Smoking, alcohol affect DNA in cells

Study shows smoking and drinking alcohol cause formation of micronuclei

Updated - December 01, 2016 06:39 pm IST

Published - October 18, 2016 12:00 am IST - HYDERABAD:

Smoking is a health hazard and how seriously it can impair human DNA has been vividly demonstrated in a recent study by researchers from Osmania University.

Measuring changes at cellular level in smokers and alcohol consumers, researchers have shown both smoking and consumption of alcohol cause formation of micronuclei, binucleate, karyolysis and karyohexis — cellular phenomenon associated with undesirable changes to DNA within the nucleus of a cell besides being biomarkers for exposure to toxic chemicals.

For the study, authors J. Karuna Kumari and K. Rudrama Devi used the Human Genetics and Toxicology Lab in the University’s Department of Zoology to study the cellular changes in buccal mucosa, lining inside of the mouth. They collected samples from 64 persons, mostly daily wage earners, who smoked or consumed alcohol, and compared them with oral mucus cells in 25 healthy individuals.

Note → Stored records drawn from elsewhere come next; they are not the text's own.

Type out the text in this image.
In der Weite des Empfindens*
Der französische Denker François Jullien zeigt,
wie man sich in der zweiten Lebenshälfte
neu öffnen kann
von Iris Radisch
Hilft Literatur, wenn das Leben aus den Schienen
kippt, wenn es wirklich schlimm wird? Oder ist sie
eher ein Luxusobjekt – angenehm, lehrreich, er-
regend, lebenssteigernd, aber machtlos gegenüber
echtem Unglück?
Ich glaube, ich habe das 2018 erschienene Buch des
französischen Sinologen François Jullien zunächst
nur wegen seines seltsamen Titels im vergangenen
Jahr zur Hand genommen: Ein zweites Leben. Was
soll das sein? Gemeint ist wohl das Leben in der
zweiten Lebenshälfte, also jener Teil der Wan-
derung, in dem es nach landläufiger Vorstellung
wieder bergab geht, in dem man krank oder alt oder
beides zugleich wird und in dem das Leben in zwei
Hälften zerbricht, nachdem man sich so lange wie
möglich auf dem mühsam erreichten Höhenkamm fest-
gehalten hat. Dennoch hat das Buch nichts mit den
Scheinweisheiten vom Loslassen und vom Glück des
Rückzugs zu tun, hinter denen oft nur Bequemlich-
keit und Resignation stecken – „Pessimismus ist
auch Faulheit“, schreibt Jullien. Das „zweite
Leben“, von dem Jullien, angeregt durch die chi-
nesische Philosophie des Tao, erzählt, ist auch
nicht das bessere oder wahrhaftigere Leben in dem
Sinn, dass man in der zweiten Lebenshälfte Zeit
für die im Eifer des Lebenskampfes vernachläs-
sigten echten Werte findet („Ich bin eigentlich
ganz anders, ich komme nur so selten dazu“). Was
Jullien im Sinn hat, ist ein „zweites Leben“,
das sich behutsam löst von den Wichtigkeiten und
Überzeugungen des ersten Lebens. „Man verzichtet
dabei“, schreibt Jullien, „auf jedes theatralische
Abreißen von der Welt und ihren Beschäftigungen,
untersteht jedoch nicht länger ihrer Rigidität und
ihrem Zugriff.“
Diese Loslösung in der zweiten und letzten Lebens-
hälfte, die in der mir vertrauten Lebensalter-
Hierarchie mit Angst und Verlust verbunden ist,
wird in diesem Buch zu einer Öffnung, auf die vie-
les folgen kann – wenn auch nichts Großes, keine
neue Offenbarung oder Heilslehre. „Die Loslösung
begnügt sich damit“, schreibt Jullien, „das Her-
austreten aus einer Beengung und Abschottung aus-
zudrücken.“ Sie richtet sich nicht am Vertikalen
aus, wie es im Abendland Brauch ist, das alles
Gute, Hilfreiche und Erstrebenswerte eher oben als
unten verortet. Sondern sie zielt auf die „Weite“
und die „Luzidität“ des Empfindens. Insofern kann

The findings showed an increased incidence of all the four cellular changes in individuals who either smoke or consume alcohol, with smoking associated with greater damage.

The incidence of undesirable changes increased with the number of years the participants had smoked for or had consumed alcohol, the researchers concluded.

Formation of micronuclei showed highest incidence in all groups, with smokers recording greater incidence. Micronuclei are often seen in malignant cells.

“When a cell divides, sometimes a part of chromosome may breakaway and form separate nucleus called micronuclei. This is usually seen in cancerous cells and also when exposed to geno-toxic chemicals,” Senior Principal Scientist at CCMB K. Thangaraj said.

The study’s researchers also showed that participants in the study group that reported both smoking and consuming liquor had greater incidence of all four undesirable cellular changes when compared to those who only smoked or consumed alcohol.

For instance, the incidence of micronuclei amongst the group that smoked and consumed alcohol was 20 per cent as against 9.9 per cent in smokers alone and 7.05 per cent in alcoholics.

However, incidence of karyolysis and karyohexis, phenomenona associated with a dying cellular nucleus, were similar for smokers and the group comprising of people that smoked and consumed alcohol.